Our recommendations for avoiding or tempering Jet Lag are as follows:

  • Avoid alcohol and caffeinated drinks on the flight. Consuming either may contribute to more severe jet lag.
  • Try to get to sleep earlier than usual the night before a long distance trip in an easterly direction.  Doing so will help the body begin to prepare for coping with day and night pattern changes.
  • Once you have boarded the plane, set your watch to the local time at your destination.
    • To the extent possible, try to align your schedule to the local schedule. For example, if you are flying from Chicago to London on an overnight flight, eat a light dinner as soon as possible and, then, turn in for the night, since it will be the middle of the night in London.
  • If you can sleep on planes, catch as much sleep as you can. Even if you do not sleep well on airplanes, try to catch a nap.
    • Take off your shoes, wear a sleeping mask, cover yourself with a blanket, and focus on relaxing.
    •  Even if you do not sleep, try to meditate.
    • In any event, do whatever you can to relax as completely as possible.
  • If traveling internationally, do not plan an active first day. Instead, try to limit the amount of additional travel (especially driving).
  • If your international flight arrives early in the morning, try to prearrange an early check-in at your hotel. If you can get into your room early, do so.
    • Once settled, get under the covers and take a brief nap of no more than one hour. No cheating! Sleeping any longer than an hour will exacerbate jet lag.
    •  After your nap, walk and sightsee the rest of the day. Eat dinner at the local mealtime, then, return to your hotel, and hit the sack no earlier than 9 PM.
    • Set your alarm to wake you at seven or eight but no later (it is likely that you will be up before then). If you follow our recommendations, you should wake the next morning in good shape.
  • If your international flight arrives in the morning but you cannot check in early, then leave your luggage at the hotel and walk and sightsee until your room is available.
    •  If you are going to eat, do so at the local meal times. Return to the hotel as soon as you can get your room and take a one-hour nap.
    • Do not take a nap after three in the afternoon or you will find it difficult to sleep at bedtime.
    • Set your alarm as described above.
  • If your international flight arrives mid-day, stay the course and do not sleep (not even a nap) until 9 or 10 that night.
    • Eat meals at local meal times.
    • Set your alarm as described above.
  • Avoid caffeinated drinks and alcohol on your first day, as doing so will generally help you fall into a deep slumber when you finally hit the hay.

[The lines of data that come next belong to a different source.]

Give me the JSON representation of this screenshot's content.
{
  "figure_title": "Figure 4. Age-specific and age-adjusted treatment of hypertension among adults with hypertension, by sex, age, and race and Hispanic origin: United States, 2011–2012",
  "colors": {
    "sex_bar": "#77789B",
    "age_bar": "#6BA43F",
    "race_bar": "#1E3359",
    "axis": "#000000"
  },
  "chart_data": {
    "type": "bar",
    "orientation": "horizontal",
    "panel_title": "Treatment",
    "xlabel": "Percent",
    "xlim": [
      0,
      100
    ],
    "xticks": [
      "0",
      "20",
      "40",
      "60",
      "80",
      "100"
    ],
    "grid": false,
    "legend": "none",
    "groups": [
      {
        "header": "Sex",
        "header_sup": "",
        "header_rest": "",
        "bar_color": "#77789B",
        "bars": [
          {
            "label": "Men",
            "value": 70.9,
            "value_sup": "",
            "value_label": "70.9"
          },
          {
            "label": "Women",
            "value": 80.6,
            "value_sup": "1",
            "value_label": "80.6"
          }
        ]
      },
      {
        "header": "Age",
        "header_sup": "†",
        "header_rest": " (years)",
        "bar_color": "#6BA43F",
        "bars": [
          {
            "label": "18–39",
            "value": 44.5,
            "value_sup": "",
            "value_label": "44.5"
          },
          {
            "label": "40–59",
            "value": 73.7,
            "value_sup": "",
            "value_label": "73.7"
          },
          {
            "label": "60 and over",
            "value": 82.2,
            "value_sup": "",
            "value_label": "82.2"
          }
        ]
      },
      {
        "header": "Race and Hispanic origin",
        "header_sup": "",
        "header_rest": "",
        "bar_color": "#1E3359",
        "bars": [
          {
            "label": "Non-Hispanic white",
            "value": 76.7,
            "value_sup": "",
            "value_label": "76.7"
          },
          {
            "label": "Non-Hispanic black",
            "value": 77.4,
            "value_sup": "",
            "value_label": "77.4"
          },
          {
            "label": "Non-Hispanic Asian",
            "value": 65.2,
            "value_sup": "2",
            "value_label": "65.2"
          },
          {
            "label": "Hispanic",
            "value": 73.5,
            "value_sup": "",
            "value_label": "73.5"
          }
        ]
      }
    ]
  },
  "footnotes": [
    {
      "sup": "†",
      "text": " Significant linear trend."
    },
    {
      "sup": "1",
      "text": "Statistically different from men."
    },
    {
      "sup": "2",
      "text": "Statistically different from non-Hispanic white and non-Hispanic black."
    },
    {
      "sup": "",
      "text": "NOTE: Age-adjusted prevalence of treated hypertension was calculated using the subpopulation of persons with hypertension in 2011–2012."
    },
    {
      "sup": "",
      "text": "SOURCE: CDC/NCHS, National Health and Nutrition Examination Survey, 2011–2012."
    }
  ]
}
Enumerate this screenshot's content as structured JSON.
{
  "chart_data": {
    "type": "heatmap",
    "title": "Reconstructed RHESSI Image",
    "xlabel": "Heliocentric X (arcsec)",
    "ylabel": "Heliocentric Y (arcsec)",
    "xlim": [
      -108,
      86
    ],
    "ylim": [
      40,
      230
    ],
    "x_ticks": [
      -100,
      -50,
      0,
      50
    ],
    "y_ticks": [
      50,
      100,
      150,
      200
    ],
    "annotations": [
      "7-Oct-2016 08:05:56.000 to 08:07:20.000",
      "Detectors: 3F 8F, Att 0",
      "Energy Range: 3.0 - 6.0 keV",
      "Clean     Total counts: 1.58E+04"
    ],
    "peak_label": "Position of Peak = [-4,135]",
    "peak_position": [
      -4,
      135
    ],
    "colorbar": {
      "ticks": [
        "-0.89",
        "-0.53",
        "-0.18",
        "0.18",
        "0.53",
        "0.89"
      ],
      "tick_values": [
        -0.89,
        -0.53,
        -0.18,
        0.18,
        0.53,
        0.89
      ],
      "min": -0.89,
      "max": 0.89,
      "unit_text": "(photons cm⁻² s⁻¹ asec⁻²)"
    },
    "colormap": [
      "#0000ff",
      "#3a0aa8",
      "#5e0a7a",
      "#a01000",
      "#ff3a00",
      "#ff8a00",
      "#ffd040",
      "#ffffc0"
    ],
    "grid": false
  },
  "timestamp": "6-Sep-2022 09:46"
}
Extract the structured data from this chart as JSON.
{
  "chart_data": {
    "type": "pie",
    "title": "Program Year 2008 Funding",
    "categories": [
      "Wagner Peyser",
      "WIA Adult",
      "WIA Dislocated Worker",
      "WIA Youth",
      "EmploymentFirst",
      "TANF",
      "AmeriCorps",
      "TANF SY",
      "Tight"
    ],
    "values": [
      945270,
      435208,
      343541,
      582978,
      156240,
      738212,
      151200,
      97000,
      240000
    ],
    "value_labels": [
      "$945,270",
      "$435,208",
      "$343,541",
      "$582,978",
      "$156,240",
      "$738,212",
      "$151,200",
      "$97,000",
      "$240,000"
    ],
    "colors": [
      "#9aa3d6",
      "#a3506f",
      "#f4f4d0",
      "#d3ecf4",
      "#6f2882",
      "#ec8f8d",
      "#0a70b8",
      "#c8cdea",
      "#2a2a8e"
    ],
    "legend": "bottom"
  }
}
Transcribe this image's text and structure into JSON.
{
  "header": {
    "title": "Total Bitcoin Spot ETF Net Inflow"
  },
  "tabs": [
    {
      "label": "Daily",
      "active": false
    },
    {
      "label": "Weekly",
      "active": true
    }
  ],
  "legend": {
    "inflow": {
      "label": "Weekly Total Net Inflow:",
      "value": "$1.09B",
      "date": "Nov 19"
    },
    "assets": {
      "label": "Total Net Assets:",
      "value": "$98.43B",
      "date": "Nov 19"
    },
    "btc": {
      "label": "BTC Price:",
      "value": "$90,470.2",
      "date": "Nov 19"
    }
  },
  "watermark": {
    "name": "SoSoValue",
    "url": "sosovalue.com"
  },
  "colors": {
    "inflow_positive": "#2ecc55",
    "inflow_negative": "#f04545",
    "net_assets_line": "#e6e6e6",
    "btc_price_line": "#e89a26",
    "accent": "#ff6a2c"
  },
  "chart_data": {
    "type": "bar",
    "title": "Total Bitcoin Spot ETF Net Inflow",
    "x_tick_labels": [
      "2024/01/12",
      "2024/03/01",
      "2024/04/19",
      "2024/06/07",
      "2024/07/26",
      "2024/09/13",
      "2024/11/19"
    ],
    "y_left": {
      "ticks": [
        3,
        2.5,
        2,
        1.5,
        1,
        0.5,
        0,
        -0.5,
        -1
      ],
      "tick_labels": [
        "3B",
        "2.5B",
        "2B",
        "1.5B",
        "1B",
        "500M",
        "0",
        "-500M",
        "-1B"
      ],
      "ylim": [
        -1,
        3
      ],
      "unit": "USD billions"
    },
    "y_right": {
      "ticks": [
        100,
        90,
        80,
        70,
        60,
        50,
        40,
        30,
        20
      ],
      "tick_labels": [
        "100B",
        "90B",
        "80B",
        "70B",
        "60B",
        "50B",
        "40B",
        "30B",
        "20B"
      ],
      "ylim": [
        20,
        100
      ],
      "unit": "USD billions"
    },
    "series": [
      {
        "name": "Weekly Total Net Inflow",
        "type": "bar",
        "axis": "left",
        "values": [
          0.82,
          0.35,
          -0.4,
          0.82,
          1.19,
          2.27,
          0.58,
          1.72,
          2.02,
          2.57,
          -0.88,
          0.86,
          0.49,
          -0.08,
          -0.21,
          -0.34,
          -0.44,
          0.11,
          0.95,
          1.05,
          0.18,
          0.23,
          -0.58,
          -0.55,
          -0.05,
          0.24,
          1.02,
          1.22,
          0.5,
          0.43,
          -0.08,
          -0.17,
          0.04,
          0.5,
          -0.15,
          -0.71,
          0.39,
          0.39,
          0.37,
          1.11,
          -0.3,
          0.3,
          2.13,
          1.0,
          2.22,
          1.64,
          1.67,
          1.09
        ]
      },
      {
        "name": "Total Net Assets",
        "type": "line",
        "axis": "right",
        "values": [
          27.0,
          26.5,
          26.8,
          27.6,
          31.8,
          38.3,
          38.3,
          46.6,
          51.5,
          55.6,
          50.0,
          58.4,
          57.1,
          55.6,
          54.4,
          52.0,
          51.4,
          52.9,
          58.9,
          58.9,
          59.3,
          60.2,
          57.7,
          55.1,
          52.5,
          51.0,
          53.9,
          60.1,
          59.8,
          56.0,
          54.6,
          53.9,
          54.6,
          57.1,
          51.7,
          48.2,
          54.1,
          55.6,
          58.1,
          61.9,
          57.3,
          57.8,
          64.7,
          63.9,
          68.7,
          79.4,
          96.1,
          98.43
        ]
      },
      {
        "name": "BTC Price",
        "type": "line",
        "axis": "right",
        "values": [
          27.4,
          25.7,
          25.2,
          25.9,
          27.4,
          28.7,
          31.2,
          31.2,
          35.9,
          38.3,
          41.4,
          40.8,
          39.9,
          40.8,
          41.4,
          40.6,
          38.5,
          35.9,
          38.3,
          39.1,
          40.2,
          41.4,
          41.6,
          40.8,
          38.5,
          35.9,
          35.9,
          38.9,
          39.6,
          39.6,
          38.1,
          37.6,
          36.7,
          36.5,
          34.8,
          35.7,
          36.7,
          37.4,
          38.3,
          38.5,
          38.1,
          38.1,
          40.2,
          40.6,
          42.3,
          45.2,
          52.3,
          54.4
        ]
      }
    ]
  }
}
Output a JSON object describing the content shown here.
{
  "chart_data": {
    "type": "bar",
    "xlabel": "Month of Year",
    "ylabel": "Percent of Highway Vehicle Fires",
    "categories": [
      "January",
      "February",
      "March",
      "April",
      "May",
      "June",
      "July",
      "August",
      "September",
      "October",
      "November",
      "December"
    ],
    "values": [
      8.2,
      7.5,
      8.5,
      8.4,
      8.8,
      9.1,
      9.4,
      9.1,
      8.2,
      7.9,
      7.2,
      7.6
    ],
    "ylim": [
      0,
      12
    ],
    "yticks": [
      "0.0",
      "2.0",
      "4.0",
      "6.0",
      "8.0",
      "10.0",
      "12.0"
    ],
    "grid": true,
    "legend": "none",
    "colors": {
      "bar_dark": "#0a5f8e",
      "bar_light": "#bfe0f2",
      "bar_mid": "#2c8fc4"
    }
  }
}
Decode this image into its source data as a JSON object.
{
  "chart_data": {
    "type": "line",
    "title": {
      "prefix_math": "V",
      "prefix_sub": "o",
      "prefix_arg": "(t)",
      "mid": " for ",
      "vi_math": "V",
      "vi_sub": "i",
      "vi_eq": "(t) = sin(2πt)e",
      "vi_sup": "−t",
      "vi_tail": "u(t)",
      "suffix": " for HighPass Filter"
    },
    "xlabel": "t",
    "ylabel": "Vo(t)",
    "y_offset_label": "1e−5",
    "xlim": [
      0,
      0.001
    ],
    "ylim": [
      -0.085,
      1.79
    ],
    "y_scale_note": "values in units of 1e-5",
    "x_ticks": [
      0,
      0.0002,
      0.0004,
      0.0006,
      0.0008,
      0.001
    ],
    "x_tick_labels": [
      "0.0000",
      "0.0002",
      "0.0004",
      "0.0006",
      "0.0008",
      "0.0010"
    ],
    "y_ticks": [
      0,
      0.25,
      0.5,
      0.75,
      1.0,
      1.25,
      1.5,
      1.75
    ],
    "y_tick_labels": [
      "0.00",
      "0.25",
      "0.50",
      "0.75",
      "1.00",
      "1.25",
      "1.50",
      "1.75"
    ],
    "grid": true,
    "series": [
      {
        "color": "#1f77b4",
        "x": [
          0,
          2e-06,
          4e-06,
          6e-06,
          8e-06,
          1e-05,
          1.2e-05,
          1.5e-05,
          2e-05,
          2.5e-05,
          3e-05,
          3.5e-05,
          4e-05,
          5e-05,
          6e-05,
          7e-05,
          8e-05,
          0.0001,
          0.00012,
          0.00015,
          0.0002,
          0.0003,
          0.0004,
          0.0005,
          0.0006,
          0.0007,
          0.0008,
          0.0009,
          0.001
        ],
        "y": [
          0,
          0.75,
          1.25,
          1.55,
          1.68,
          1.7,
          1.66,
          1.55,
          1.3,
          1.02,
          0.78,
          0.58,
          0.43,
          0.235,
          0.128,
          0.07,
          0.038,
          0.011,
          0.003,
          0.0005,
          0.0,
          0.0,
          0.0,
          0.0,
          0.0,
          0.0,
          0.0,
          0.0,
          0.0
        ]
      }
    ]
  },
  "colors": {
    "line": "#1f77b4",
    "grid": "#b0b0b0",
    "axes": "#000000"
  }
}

Recent research suggests that exercising during your flight and upon arrival at your destination will help to retard jet lag.

Many travelers claim that taking Melatonin helps reduce jet lag. We are not yet  convinced that taking Melatonin is safe and recommend that you discuss taking it with your physician prior to use.

Getting into the “local swing of things” right from the start of your vacation helps combat jet lag.  Have dinner at local dinnertime and retire at a reasonable bedtime based on the local clock, not your clock back at home.